At the end of August, a Syndicalist Brigade was established in the Śródmieście district, which was joined by members of the SOW, ZSP and members of the Anarchist Federation of Poland (AFP) who had previously fought in the Home Army (AK) and the Polish People's Army (PAL) units. The black and red flag was recognised as the official colour of the branch. On September 2, they were joined by the survivors of the 104th Company of Syndicalists and a group of Hungarian Jews. The personnel of the brigade increased to 256 people. A collective leadership was created under the Syndicalist Uprising Agreement (SPP), in which anarcho-syndicalists (Tomasz Pilarski, Edward Wołonciej, Paweł Lew Marek) gained the upper hand. The Sydykalista newspaper was published, the editor of which was Marek, the pre-war national secretary of the AFP. The AK command entrusted the brigade with one of the barricades for defence. In mid-September, at the initiative of the SOW, a conference was held with the participation of left-wing parties and the Polish Workers' Party (PPR). Anarcho-syndicalists tried to convince the rest of their "Platform of the Professional Movement in Poland" and the principles of direct democracy, but to no avail.

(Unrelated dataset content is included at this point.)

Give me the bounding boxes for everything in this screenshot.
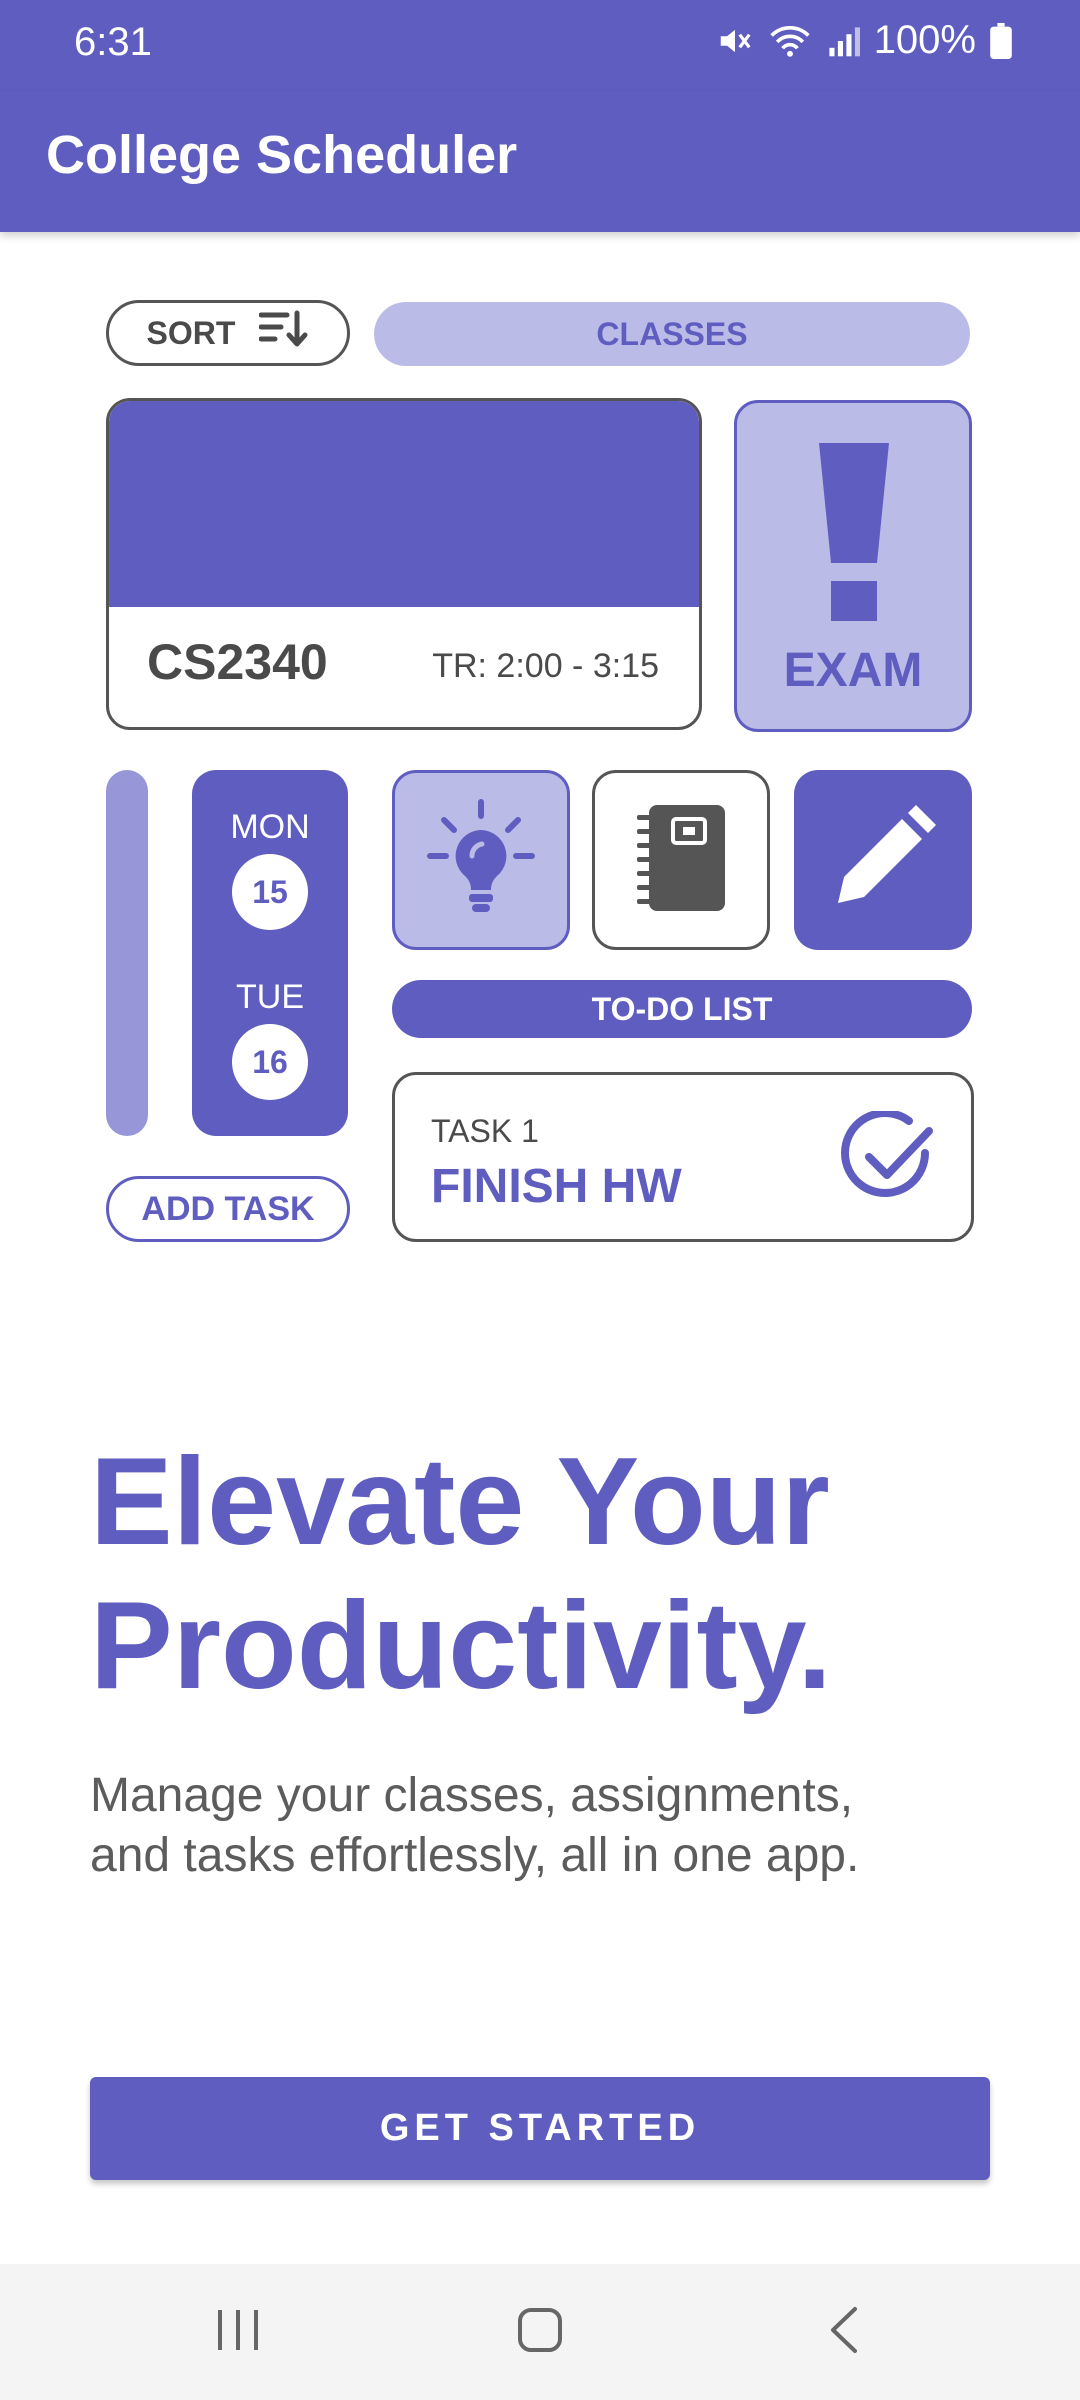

On October 5, 1944, the uprising capitulated, so the soldiers of Jewish origin were hidden in a well-masked bunker, and the rest went into captivity. On January 18, 1945, they revealed themselves to the Red Army that captured the Pruszków camp where they were held. In December 1945, the civil leadership of the ZSP called on its members to reveal themselves to the communist authorities, which most of them did, although some this resulted in imprisonment.

==Ideology==
The SOW criticised the ZSP and argued for the creation of a Social Republic, a grassroots federation of workers and local self-governments, which were to replace the existing functions of the state and completely liquidate political power. According to the historian Rafał Chwedoruk, “the programs were only a bit more radical than the ZSP”. The SOW ideology combined the slogans of national and social liberation.